More than 90% of BRI’s financing reportedly comes from two of China’s state-owned financiers: China Development Bank (CDB) and China Export-Import Bank (CHEXIM). As a result, the exposure of these banks to biodiversity-related financial risks is disproportionately high. The Batang Toru hydroelectric dam in Sumatra, Indonesia, perhaps the most controversial of projects under the BRI umbrella, is emblematic of such risks. The dam threatens to submerge the only habitat of the last-remaining population of the newly-described Tapanuli organutan, one of the five extant species of the Great apes (Homo sapiens being another one). Bank of China(BoC), the chief financier of the project, has been forced to reconsider funding for the dam amid a relentless international campaign.

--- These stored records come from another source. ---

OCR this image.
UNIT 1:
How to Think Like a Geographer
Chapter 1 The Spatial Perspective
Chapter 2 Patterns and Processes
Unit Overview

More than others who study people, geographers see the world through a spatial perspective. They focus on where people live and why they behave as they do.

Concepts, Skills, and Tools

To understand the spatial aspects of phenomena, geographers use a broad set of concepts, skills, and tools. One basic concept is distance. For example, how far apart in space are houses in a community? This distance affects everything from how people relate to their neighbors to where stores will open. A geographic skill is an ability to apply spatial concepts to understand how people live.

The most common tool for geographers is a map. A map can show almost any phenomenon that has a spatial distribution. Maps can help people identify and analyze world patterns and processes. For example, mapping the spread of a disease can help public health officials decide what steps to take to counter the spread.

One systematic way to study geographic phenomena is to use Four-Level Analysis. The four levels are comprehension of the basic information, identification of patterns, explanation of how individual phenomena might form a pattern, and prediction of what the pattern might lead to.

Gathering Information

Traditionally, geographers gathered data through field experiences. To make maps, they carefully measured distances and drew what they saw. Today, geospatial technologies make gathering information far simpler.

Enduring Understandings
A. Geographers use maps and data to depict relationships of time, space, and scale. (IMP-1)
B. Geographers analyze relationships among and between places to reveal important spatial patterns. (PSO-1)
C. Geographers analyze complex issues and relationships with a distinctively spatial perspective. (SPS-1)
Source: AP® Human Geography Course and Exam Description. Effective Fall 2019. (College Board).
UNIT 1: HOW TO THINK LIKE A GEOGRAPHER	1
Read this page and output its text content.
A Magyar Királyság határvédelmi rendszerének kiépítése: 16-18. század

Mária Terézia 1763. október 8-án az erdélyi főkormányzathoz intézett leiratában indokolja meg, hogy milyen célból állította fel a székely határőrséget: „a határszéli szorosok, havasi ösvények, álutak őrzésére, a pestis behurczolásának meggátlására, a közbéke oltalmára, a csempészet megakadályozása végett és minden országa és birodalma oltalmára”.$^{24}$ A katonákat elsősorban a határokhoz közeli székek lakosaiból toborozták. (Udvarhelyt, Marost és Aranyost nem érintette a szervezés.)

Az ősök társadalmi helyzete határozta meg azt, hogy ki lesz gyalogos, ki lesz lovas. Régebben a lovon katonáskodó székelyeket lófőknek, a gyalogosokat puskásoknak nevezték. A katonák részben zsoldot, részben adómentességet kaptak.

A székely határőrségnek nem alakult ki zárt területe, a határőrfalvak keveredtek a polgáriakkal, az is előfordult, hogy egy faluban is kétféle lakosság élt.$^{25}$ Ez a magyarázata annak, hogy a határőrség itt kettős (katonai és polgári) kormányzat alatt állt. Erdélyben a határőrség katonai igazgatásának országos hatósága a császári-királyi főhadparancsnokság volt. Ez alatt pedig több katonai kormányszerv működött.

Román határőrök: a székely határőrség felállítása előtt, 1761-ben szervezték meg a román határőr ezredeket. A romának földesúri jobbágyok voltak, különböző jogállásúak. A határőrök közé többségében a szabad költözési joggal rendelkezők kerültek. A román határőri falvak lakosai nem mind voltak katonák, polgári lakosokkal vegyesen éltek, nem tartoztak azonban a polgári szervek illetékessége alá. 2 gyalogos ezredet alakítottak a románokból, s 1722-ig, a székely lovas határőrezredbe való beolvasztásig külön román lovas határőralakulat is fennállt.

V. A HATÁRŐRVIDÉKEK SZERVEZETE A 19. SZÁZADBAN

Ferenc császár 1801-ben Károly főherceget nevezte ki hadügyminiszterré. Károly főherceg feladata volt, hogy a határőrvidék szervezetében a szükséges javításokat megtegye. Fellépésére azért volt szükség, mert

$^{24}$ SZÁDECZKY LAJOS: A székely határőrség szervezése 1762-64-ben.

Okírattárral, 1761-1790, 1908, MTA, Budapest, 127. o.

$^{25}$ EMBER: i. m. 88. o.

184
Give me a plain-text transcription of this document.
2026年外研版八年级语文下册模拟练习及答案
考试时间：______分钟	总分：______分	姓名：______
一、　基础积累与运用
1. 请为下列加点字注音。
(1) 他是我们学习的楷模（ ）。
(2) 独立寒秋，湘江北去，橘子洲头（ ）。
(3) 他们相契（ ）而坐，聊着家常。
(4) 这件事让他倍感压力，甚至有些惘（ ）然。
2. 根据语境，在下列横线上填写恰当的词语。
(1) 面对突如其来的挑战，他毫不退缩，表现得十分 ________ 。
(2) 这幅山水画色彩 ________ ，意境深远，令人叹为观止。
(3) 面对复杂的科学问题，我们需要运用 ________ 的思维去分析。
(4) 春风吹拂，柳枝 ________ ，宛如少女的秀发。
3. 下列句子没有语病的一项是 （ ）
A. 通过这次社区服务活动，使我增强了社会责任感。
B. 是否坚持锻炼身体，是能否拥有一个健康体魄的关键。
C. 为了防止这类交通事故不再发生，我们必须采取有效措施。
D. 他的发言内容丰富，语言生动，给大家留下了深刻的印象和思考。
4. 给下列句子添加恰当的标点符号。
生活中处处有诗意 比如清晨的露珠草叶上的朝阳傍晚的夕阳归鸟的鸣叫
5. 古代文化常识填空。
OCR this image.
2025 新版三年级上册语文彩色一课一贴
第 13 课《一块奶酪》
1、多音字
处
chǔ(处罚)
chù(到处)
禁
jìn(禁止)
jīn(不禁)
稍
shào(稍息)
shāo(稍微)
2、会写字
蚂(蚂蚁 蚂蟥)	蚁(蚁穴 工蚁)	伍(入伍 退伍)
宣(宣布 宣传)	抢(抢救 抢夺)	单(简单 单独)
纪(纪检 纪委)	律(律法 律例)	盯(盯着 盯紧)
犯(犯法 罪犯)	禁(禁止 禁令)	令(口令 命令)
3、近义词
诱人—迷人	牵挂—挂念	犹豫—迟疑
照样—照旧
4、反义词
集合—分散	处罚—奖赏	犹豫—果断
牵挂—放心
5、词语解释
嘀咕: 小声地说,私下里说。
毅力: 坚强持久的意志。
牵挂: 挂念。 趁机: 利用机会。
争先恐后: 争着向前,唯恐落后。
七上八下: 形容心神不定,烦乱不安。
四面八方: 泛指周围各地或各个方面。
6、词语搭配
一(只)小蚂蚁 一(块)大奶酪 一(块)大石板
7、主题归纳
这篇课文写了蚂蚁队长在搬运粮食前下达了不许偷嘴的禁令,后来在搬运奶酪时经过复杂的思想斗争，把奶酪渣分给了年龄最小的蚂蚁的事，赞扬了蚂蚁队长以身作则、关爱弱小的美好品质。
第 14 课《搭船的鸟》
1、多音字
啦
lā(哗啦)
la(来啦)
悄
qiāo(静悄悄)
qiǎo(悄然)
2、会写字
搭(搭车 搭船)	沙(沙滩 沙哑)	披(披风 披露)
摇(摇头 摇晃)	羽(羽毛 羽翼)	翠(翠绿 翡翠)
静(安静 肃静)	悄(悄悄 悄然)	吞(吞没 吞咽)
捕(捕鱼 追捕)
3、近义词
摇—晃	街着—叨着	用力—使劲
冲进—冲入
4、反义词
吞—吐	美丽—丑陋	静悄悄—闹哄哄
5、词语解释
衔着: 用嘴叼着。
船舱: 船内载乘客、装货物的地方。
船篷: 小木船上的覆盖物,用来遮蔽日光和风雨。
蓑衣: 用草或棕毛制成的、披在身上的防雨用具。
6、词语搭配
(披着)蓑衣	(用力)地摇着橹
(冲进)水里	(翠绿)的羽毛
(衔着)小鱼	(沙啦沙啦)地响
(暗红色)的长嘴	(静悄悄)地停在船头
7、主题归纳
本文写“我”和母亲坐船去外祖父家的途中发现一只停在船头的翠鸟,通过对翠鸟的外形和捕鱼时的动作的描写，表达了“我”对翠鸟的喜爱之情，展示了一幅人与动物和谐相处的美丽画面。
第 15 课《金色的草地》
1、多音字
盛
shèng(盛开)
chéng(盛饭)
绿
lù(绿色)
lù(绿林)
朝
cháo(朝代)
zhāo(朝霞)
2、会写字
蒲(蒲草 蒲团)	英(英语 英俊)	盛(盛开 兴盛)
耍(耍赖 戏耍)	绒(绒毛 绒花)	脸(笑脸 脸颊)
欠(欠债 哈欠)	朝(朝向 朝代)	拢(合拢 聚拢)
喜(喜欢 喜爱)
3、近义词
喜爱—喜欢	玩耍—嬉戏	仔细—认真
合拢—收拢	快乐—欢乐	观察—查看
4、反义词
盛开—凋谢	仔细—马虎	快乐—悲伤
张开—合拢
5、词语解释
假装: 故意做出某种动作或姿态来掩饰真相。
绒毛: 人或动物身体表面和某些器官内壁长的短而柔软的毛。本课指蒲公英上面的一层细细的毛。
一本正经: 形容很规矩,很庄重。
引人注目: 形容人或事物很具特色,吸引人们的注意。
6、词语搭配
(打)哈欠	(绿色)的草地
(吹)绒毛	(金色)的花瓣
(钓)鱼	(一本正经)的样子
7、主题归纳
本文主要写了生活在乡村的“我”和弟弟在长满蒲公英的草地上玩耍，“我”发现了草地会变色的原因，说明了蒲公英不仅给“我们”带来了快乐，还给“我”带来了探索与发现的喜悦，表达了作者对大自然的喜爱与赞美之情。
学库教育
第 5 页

There is therefore a strong financial case for China’s two policy banks to hedge against these risks through mitigation of the biodiversity impacts of the projects they fund. While our paper finds that CDB and CHEXIM do not have binding biodiversity safeguards at present, their increasing global footprint necessitates putting such risk management frameworks in place, especially in light of the fact that China’s public banks are already reeling under swelling non-performing assets and have sub-par international credit ratings compared to those enjoyed by their international counterparts such as the World Bank.